My fifth grader, who often has a longer workday than your average adult professional – (don’t get me started!) – has been studying the Westward Expansion in her Social Studies class, so I’ve had a chance to refresh my memory while helping her with homework. I’m obviously not the first to say it – and it’s certainly not the first time I’ve thought it – but our ancestors sure could have learned a thing or two about harmonious living from all those Native Americans they displaced while harnessing the frontier. Of course, they were too busy “making something of themselves” – herding cattle, homesteading, panning for gold. Pursuing the American Dream. While they sought to tame the natural world – to make it work for them – communing with it wasn’t high on their priority list. And that’s a shame.

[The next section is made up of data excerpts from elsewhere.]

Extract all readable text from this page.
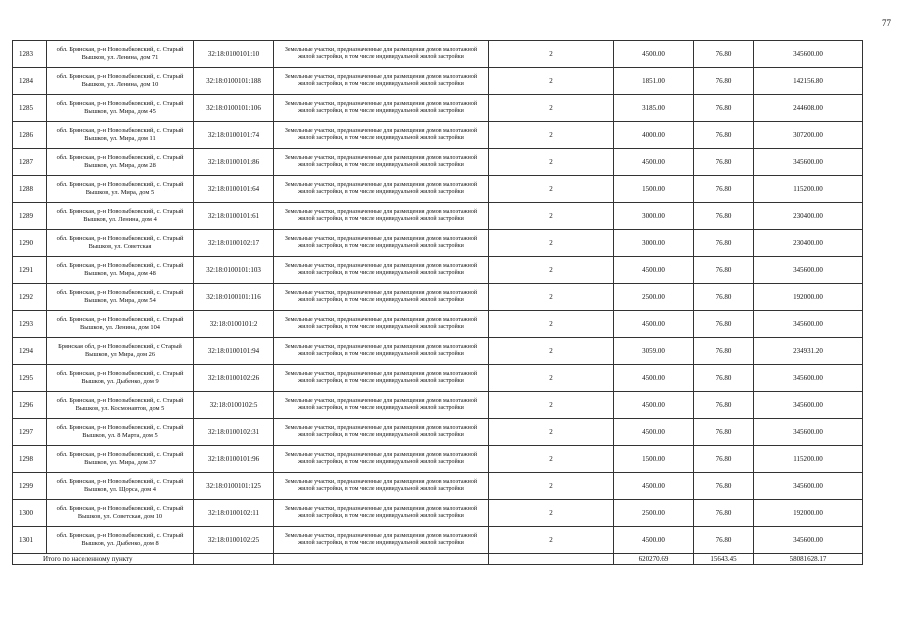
77
1283	обл. Брянская, р-н Новозыбковский, с. Старый Вышков, ул. Ленина, дом 71	32:18:0100101:10	Земельные участки, предназначенные для размещения домов малоэтажной жилой застройки, в том числе индивидуальной жилой застройки	2	4500.00	76.80	345600.00
1284	обл. Брянская, р-н Новозыбковский, с. Старый Вышков, ул. Ленина, дом 10	32:18:0100101:188	Земельные участки, предназначенные для размещения домов малоэтажной жилой застройки, в том числе индивидуальной жилой застройки	2	1851.00	76.80	142156.80
1285	обл. Брянская, р-н Новозыбковский, с. Старый Вышков, ул. Мира, дом 45	32:18:0100101:106	Земельные участки, предназначенные для размещения домов малоэтажной жилой застройки, в том числе индивидуальной жилой застройки	2	3185.00	76.80	244608.00
1286	обл. Брянская, р-н Новозыбковский, с. Старый Вышков, ул. Мира, дом 11	32:18:0100101:74	Земельные участки, предназначенные для размещения домов малоэтажной жилой застройки, в том числе индивидуальной жилой застройки	2	4000.00	76.80	307200.00
1287	обл. Брянская, р-н Новозыбковский, с. Старый Вышков, ул. Мира, дом 28	32:18:0100101:86	Земельные участки, предназначенные для размещения домов малоэтажной жилой застройки, в том числе индивидуальной жилой застройки	2	4500.00	76.80	345600.00
1288	обл. Брянская, р-н Новозыбковский, с. Старый Вышков, ул. Мира, дом 5	32:18:0100101:64	Земельные участки, предназначенные для размещения домов малоэтажной жилой застройки, в том числе индивидуальной жилой застройки	2	1500.00	76.80	115200.00
1289	обл. Брянская, р-н Новозыбковский, с. Старый Вышков, ул. Ленина, дом 4	32:18:0100101:61	Земельные участки, предназначенные для размещения домов малоэтажной жилой застройки, в том числе индивидуальной жилой застройки	2	3000.00	76.80	230400.00
1290	обл. Брянская, р-н Новозыбковский, с. Старый Вышков, ул. Советская	32:18:0100102:17	Земельные участки, предназначенные для размещения домов малоэтажной жилой застройки, в том числе индивидуальной жилой застройки	2	3000.00	76.80	230400.00
1291	обл. Брянская, р-н Новозыбковский, с. Старый Вышков, ул. Мира, дом 48	32:18:0100101:103	Земельные участки, предназначенные для размещения домов малоэтажной жилой застройки, в том числе индивидуальной жилой застройки	2	4500.00	76.80	345600.00
1292	обл. Брянская, р-н Новозыбковский, с. Старый Вышков, ул. Мира, дом 54	32:18:0100101:116	Земельные участки, предназначенные для размещения домов малоэтажной жилой застройки, в том числе индивидуальной жилой застройки	2	2500.00	76.80	192000.00
1293	обл. Брянская, р-н Новозыбковский, с. Старый Вышков, ул. Ленина, дом 104	32:18:0100101:2	Земельные участки, предназначенные для размещения домов малоэтажной жилой застройки, в том числе индивидуальной жилой застройки	2	4500.00	76.80	345600.00
1294	Брянская обл, р-н Новозыбковский, с Старый Вышков, ул Мира, дом 26	32:18:0100101:94	Земельные участки, предназначенные для размещения домов малоэтажной жилой застройки, в том числе индивидуальной жилой застройки	2	3059.00	76.80	234931.20
1295	обл. Брянская, р-н Новозыбковский, с. Старый Вышков, ул. Дыбенко, дом 9	32:18:0100102:26	Земельные участки, предназначенные для размещения домов малоэтажной жилой застройки, в том числе индивидуальной жилой застройки	2	4500.00	76.80	345600.00
1296	обл. Брянская, р-н Новозыбковский, с. Старый Вышков, ул. Космонавтов, дом 5	32:18:0100102:5	Земельные участки, предназначенные для размещения домов малоэтажной жилой застройки, в том числе индивидуальной жилой застройки	2	4500.00	76.80	345600.00
1297	обл. Брянская, р-н Новозыбковский, с. Старый Вышков, ул. 8 Марта, дом 5	32:18:0100102:31	Земельные участки, предназначенные для размещения домов малоэтажной жилой застройки, в том числе индивидуальной жилой застройки	2	4500.00	76.80	345600.00
1298	обл. Брянская, р-н Новозыбковский, с. Старый Вышков, ул. Мира, дом 37	32:18:0100101:96	Земельные участки, предназначенные для размещения домов малоэтажной жилой застройки, в том числе индивидуальной жилой застройки	2	1500.00	76.80	115200.00
1299	обл. Брянская, р-н Новозыбковский, с. Старый Вышков, ул. Щорса, дом 4	32:18:0100101:125	Земельные участки, предназначенные для размещения домов малоэтажной жилой застройки, в том числе индивидуальной жилой застройки	2	4500.00	76.80	345600.00
1300	обл. Брянская, р-н Новозыбковский, с. Старый Вышков, ул. Советская, дом 10	32:18:0100102:11	Земельные участки, предназначенные для размещения домов малоэтажной жилой застройки, в том числе индивидуальной жилой застройки	2	2500.00	76.80	192000.00
1301	обл. Брянская, р-н Новозыбковский, с. Старый Вышков, ул. Дыбенко, дом 8	32:18:0100102:25	Земельные участки, предназначенные для размещения домов малоэтажной жилой застройки, в том числе индивидуальной жилой застройки	2	4500.00	76.80	345600.00
Итого по населенному пункту					620270.69	15643.45	58081628.17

Don’t get me wrong. I’m proud of my American heritage. There’s an undeniable beauty in the image of the hard-working, up-by-the-bootstraps, self-made successful American. But I can’t shake this feeling that maybe we’ve lost our way. Sometimes the American Dream feels more like a nightmare to me, with too many of us living to work instead of working to live. (Those of us lucky enough to have work, that is.) We’re all spinning our wheels faster and faster it seems… but where are we going in such a hurry? And why? Are the fancy houses and the nice cars really worth all the time away from those we love? Is that remodeled kitchen really worth the stress of being more deeply in debt? Do we really need all those channels on our TV? What about all those apps on our smart phone? (Remember when we didn’t even have smart phones? When you could escape in your car and nobody could find you? Sigh.) Do the kids really need hours of schoolwork after school, and all those extra curriculars, just so they can get into a good college one day, then “compete in the global economy”? (An even more heretical question: Do all kids need to go to college?) Do you ever find yourself looking out your window in wistful despair, your to-do list thrumming in your head like a drumbeat you can’t turn off? How many forms must be filled out, how many instruction manuals read, how many deadlines met, how many projects completed, how many workshops attended, before we all cry, “Enough!”?
Whew. That paragraph was exhausting. And as usual, I have no answer to my own question. Please forgive my cantankerous mood. It’s been a long week and I’m very tired. I shall now pour myself a nice glass of wine and retreat to my back deck to look for butterflies.